Pourquoi ce gamin se tournait-il vers Irami pour poser ses questions sur le monde du Murim ? Me prenait-il pour un cultivateur amateur ? Hé. Tant mieux. J’aimais bien voir les gens essayer de faire parler Irami. Mon ami hocha la tête.
— « Oui. »
Une seule fois, complétai-je. On y avait été durant notre sixième année à l’Académie, année pendant laquelle les étudiants avaient comme tâche de visiter au minimum les Neuf Grandes Sectes. C’était le fameux Tour des Sectes.
Les yeux de Taron brillèrent d’excitation.
— « C’est vrai ? Tu connais des gens, là-bas ? Est-ce que c’est vrai que c’est aussi grand qu’une ville ? Tu as déjà vu un moine s’entraîner aux Cent Poings Aveugles ? »
L’attaque des Poings Aveugles était la Première Forme de l’Art Profond d’Amabiyah.

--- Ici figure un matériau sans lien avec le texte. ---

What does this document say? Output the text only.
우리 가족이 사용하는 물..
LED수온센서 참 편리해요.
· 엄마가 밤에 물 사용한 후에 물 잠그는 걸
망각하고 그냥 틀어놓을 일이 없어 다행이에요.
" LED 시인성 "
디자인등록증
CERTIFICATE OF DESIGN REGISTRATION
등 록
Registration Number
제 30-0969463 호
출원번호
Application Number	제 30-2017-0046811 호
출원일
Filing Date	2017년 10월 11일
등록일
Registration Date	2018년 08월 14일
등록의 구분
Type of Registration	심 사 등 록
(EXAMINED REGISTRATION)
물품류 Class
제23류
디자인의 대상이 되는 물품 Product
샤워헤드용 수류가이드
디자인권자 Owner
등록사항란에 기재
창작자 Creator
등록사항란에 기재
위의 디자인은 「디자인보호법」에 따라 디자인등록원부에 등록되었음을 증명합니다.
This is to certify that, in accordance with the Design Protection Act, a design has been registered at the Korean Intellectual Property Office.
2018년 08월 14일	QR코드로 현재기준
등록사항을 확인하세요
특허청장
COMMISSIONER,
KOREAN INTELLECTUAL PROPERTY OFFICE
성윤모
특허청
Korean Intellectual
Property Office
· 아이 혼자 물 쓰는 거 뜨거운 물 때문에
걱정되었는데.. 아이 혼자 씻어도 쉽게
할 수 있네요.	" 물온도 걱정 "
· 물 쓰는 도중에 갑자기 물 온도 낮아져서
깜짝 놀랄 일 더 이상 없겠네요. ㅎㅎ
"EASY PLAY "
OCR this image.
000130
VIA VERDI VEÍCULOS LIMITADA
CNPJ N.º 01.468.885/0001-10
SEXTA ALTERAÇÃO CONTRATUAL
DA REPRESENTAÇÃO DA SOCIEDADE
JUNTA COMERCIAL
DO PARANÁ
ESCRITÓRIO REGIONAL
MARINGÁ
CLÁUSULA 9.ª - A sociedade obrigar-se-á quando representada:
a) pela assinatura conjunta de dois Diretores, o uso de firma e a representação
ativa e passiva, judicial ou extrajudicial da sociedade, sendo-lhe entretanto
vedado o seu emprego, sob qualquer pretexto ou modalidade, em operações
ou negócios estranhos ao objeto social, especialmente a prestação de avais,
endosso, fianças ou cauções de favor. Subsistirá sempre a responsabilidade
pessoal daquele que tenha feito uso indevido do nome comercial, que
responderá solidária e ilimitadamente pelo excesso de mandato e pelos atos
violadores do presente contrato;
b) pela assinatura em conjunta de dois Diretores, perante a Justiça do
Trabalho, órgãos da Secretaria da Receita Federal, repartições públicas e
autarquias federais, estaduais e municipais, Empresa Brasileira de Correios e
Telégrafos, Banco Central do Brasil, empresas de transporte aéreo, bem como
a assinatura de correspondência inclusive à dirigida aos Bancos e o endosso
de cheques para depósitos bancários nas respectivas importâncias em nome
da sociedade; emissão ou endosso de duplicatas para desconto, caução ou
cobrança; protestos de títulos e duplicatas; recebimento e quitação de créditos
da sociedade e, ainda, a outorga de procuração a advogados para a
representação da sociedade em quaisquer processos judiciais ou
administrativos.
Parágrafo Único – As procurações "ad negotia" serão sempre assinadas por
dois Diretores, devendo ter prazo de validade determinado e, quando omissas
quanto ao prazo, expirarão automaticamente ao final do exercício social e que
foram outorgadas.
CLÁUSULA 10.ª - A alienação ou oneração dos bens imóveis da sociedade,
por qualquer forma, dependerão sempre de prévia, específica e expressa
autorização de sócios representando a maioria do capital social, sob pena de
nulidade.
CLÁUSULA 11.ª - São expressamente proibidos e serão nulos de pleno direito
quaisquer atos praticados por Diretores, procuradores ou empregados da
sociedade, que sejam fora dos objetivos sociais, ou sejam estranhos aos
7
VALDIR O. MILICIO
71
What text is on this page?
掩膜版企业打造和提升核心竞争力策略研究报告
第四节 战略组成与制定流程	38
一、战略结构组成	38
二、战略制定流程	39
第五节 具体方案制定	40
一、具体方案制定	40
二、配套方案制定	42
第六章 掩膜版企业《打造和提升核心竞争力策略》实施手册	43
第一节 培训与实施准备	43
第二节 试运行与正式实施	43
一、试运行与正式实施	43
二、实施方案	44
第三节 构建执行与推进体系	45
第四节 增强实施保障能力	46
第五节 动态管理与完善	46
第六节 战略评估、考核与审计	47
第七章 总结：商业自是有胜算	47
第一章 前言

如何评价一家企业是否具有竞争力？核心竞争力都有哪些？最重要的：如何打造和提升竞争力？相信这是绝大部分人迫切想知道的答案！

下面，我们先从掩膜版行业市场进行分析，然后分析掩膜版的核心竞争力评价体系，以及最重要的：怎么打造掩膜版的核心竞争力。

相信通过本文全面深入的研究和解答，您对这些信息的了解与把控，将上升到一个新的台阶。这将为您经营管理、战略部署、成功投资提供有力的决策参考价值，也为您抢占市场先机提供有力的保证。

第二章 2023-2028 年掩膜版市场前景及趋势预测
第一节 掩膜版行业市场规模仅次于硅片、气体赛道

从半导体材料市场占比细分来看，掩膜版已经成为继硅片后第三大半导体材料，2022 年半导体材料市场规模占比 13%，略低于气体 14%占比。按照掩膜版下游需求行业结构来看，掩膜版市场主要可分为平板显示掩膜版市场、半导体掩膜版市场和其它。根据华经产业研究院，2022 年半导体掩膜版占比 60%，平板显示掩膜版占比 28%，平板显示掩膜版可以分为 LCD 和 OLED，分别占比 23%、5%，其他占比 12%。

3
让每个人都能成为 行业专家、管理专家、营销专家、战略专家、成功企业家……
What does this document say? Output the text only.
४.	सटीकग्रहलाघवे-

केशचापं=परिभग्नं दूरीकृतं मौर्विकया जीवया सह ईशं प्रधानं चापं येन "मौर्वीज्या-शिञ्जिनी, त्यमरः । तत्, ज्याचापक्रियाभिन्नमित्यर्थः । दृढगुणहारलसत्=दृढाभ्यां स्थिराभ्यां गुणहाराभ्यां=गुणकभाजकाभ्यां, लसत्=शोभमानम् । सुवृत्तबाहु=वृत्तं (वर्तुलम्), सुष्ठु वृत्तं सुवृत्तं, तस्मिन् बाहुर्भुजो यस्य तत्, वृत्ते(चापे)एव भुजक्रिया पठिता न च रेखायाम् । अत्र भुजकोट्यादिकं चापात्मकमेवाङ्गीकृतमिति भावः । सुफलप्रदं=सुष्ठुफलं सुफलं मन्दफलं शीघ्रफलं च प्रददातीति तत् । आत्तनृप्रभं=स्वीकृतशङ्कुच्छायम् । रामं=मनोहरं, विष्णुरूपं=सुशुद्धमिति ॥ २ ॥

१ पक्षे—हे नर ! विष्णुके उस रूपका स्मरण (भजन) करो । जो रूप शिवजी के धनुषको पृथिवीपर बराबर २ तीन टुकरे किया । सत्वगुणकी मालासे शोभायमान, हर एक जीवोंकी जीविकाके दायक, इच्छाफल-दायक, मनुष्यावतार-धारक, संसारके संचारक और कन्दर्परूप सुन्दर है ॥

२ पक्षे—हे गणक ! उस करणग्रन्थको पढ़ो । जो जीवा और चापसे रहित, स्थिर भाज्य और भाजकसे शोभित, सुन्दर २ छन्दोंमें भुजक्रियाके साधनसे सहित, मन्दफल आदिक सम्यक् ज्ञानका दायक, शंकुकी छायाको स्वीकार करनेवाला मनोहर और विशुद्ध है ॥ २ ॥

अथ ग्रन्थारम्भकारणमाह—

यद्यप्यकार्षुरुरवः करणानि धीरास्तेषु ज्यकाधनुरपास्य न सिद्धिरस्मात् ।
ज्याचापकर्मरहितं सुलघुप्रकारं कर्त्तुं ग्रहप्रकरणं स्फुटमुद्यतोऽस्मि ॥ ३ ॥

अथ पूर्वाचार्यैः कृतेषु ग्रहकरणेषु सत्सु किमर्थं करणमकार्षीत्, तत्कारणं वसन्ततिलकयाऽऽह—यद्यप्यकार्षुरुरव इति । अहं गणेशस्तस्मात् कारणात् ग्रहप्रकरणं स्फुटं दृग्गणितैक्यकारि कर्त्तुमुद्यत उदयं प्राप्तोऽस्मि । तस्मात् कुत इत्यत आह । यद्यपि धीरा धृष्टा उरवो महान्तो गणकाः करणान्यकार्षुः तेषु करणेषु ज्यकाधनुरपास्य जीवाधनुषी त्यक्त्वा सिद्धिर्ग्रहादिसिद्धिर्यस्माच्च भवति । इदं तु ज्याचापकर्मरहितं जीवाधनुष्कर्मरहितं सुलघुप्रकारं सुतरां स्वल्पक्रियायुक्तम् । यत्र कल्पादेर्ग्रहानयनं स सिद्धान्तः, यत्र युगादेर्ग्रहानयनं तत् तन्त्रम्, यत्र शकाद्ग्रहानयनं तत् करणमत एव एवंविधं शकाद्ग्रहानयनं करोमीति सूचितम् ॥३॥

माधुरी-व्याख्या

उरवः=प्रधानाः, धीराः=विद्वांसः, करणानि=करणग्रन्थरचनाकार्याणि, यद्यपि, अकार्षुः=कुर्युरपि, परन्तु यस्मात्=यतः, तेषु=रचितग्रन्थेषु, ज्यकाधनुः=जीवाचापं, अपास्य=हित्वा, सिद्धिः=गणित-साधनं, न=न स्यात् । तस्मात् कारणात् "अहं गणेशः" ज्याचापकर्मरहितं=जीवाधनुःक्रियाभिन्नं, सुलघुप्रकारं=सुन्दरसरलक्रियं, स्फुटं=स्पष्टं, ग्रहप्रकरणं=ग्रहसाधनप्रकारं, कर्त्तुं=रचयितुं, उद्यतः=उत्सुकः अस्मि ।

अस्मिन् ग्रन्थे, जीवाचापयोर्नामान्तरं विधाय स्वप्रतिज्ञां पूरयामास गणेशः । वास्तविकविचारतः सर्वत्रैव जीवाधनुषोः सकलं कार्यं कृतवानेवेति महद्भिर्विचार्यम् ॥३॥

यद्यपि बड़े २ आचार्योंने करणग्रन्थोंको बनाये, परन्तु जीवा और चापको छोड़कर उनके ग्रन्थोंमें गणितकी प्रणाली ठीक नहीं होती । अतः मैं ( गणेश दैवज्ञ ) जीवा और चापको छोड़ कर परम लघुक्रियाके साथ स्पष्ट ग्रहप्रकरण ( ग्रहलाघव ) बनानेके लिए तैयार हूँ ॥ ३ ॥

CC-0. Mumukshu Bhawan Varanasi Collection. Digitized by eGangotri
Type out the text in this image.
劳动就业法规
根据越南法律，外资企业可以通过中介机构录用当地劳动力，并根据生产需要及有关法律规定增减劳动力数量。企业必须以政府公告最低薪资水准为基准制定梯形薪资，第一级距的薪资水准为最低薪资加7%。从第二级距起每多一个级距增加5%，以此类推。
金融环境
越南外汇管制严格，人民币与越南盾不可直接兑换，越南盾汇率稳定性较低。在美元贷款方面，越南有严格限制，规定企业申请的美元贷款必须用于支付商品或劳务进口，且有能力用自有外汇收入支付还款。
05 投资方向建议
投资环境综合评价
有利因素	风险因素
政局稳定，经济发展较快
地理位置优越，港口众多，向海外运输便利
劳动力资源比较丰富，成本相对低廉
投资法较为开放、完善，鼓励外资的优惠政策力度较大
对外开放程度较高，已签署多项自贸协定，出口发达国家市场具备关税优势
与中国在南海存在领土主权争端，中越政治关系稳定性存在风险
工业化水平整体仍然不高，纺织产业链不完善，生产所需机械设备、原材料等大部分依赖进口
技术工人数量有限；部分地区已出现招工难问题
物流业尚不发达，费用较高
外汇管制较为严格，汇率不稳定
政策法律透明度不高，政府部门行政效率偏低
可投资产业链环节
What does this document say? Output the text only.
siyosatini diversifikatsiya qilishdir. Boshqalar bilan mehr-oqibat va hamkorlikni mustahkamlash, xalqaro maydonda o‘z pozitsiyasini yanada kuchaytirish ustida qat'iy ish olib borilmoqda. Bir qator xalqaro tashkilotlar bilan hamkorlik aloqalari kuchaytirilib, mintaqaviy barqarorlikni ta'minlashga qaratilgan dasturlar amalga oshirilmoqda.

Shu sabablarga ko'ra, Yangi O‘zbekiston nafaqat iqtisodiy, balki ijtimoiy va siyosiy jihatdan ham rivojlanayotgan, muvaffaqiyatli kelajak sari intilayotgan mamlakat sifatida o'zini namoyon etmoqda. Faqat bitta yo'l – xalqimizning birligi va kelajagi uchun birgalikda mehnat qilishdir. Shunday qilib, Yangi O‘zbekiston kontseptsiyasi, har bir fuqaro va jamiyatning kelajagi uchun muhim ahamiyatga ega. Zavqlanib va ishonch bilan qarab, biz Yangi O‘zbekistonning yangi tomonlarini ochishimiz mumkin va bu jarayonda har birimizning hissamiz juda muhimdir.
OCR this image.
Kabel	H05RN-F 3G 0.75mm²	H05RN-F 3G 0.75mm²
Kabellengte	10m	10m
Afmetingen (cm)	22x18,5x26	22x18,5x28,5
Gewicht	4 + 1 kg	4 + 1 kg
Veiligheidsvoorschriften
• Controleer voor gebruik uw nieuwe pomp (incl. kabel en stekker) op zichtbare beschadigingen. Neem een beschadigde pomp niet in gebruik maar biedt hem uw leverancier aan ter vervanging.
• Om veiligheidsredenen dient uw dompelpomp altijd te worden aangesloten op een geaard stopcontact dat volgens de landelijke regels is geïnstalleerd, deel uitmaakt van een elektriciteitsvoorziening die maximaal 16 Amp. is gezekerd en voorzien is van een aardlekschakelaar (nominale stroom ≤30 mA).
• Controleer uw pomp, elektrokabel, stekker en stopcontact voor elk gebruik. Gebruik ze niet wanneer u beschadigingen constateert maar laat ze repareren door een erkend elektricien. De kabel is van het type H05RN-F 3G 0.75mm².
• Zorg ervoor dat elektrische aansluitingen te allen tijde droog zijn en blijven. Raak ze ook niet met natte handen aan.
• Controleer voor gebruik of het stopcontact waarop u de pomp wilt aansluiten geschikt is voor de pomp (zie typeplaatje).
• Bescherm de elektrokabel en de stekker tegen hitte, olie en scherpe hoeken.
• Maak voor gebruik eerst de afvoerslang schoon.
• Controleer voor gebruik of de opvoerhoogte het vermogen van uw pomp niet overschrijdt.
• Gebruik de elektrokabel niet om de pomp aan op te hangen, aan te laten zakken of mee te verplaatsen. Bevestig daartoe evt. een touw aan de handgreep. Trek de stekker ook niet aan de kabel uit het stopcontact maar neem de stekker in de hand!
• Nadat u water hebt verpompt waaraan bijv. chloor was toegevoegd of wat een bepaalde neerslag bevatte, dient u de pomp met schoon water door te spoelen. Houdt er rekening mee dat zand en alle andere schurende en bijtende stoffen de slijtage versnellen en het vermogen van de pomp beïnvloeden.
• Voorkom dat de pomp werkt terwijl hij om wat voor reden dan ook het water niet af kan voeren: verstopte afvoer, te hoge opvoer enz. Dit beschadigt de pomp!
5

Elle consistait d’abord à percevoir les flux de l’air, parfois en fermant les yeux, puis on laissait l’adversaire attaquer en premier et on contrattaquait en frappant quelques points précis à une vitesse qui donnait l’illusion de voir cent poings à la fois. C’était une technique avancée qui requérait beaucoup de concentration et de nombreuses années d’entraînement.
Irami fit un signe affirmatif. Je pouffai intérieurement face à sa loquacité. Alors, l’un des Caribous m’interpela.
— « Zangsa, c’est ça ? Moi, c’est Yodo. Lui, c’est mon frère, Tor. Et lui, c’est notre jeune ours, Yababac. »
Je compris l’appellatif aussitôt : Yababac était le plus jeune des cinq Caribous mais aussi le plus massif. Il me sourit et leva une main. Il n’avait pas l’air bien méchant.
— « Aïbac dit que vous tramez quelque chose », me confia Yodo, désinvolte, « moi, j’en sais rien, mais, en tout cas, heureux de voyager avec des gens qui connaissent la région. »
Depuis l’avant-garde, Barbe-Noire et Hopac le foudroyèrent du regard et Yodo se raidit un peu. On tramait quelque chose, hein ? Je dis avec entrain :
— « Je la connais si bien que je peux vous faire visiter tous les bastions de bandits, les nids de vipères-démons et les maisons des plus célèbres arnaqueurs de l’Empire. »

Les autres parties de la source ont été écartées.